JEWELRY123 BLOGS: JEWELRY TIPS, DO'S & DON'TS — DIAMOND IMITATING STONES
Posted by Staff on
There is not doubt about the value of a diamond jewelry. Over the centuries, man are trying to create the perfect synthetic diamond, something that will look like a diamond jewelry on the naked eye. As early as 1893, there are already attempts in creating substitutes to diamonds. The first attempt to make a man made diamond was done by Frederic Henri Moissan which involved heating charcoal and adding pressure that caused changes from the graphite into a diamond. But it was 1979 when mass production of diamond imitations became possible.
De Beers was the first to coin the term, “ A Diamond is Forever” during the 1940s. With this kind of advertising, diamond became the usual stone for engagement rings. Before, during 1930s, engagement rings would usually have opals, rubies and sapphires for their stone. The value of diamonds started to increase, so was the attempts to create a perfect synthetic diamond.

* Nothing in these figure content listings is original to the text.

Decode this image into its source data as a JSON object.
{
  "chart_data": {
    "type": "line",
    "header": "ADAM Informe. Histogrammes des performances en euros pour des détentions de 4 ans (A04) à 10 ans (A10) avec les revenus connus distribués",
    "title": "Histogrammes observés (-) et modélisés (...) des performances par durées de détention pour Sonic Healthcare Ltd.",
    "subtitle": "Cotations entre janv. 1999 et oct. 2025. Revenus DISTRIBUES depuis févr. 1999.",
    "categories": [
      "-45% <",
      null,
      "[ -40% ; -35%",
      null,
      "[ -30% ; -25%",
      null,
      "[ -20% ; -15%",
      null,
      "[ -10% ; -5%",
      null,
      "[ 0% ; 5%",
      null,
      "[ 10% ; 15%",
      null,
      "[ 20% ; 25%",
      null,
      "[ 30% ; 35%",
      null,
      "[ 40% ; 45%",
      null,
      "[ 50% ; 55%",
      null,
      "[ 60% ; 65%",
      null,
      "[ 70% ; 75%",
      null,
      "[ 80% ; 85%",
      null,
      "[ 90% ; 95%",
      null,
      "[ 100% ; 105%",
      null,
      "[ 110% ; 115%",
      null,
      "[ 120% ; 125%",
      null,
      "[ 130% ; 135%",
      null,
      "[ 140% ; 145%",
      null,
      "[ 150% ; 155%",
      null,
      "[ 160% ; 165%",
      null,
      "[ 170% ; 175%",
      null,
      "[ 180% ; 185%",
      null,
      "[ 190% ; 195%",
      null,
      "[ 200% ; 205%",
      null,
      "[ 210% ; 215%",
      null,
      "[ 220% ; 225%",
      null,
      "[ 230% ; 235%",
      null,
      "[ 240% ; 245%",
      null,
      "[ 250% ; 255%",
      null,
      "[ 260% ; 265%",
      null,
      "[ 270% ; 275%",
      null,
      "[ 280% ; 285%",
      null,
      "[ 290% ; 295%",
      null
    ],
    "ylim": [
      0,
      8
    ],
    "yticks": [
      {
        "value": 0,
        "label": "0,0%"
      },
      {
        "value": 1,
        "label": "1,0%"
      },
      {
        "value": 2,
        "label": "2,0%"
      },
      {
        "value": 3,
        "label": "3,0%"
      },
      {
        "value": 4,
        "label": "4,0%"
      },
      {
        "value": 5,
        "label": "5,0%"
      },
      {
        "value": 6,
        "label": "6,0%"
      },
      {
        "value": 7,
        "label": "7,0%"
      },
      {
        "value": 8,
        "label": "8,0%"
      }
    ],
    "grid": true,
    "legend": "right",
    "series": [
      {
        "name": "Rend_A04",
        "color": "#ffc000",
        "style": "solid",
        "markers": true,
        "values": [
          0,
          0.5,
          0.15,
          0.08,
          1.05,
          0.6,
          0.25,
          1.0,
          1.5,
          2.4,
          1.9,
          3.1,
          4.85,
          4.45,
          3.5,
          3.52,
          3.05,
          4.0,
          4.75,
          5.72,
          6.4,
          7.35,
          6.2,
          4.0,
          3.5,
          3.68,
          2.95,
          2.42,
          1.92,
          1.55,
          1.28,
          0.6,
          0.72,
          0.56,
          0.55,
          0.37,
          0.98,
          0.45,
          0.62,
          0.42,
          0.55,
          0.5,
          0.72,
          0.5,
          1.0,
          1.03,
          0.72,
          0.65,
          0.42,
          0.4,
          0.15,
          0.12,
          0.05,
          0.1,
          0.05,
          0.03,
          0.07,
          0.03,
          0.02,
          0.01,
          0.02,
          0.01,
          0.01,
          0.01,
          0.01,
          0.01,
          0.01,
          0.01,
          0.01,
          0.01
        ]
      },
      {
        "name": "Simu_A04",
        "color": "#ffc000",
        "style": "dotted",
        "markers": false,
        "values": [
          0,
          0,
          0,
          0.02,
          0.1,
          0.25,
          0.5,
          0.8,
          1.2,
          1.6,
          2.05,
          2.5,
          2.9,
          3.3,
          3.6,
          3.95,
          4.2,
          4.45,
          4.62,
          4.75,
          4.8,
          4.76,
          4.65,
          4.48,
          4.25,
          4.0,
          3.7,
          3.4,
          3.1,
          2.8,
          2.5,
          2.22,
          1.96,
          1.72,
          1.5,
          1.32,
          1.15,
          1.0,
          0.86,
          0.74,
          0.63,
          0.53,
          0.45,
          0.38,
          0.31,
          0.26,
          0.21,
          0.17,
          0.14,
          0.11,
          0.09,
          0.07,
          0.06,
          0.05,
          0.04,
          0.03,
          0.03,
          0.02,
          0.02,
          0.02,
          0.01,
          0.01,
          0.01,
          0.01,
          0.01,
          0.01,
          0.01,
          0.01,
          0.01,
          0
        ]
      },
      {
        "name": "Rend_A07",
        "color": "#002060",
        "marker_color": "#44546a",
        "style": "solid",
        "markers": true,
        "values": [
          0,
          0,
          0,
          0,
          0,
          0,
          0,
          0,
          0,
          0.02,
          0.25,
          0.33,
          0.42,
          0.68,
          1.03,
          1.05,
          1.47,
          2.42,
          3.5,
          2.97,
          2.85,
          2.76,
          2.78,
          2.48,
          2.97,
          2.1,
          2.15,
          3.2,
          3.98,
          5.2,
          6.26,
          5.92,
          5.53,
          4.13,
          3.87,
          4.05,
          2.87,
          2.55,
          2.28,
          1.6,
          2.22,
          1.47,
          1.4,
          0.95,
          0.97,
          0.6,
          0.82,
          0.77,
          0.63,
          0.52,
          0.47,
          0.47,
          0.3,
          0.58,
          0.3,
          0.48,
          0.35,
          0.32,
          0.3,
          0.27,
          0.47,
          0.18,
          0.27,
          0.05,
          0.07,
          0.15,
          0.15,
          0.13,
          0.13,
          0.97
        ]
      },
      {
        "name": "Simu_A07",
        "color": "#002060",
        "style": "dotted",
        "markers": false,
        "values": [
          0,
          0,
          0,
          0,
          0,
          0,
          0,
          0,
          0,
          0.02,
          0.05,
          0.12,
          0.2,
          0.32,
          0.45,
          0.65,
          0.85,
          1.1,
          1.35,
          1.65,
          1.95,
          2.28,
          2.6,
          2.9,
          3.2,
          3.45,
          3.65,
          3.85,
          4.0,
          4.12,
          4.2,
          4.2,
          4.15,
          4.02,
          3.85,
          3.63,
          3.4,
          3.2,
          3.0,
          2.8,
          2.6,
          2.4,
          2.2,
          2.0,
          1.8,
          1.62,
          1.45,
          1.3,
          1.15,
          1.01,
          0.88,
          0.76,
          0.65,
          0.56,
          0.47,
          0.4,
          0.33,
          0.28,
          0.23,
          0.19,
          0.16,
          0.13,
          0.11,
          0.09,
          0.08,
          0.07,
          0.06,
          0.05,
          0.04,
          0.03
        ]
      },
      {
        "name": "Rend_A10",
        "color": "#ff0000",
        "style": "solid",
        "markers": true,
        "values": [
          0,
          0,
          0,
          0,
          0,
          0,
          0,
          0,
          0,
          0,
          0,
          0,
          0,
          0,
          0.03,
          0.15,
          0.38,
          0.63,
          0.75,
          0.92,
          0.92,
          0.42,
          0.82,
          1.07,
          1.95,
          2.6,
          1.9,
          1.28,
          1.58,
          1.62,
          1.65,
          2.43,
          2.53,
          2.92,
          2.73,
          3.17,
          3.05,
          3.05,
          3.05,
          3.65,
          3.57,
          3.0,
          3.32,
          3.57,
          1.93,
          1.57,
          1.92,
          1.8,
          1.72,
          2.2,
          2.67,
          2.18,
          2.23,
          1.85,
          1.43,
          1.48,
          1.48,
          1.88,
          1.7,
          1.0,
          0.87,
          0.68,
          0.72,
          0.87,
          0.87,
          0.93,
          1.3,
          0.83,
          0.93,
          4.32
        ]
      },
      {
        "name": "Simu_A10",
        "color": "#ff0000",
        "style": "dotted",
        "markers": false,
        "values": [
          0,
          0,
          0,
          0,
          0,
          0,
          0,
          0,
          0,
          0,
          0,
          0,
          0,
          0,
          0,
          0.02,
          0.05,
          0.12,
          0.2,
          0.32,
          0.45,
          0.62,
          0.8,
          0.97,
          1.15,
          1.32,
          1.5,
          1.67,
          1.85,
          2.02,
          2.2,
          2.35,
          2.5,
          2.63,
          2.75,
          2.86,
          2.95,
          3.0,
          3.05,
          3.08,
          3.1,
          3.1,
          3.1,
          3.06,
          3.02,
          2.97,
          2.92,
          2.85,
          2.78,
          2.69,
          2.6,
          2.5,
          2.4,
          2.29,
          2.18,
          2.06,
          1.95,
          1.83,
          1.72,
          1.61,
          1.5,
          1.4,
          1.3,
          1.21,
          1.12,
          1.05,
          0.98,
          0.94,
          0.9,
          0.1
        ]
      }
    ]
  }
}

By 1955, General Electric produced small artificial diamonds which where of the same quality as industrial diamonds. Synthetic diamonds were created by exposing carbon dioxide to heat over a metal surface. The heat was created or generated by several lasers. Today, they are mass produced with production reaching as much as 100 tons every year.
Here are some lists of diamond imitating stones:
• Rhinestones or crystallized quartz which can look like a diamond, however, they could get easily scratched.
• Zircon is another kind of stone which could pose as a diamond. By exposing the stone to heat, it could turn colorless making it look like quartz and diamond. Just like rhinestones they could get easily scratched.
• Cubic zirconia is called the grandfather of artificial diamonds. As a diamond copy, it is synonymous with low-cot jewelry and not as a decent fashion accessory.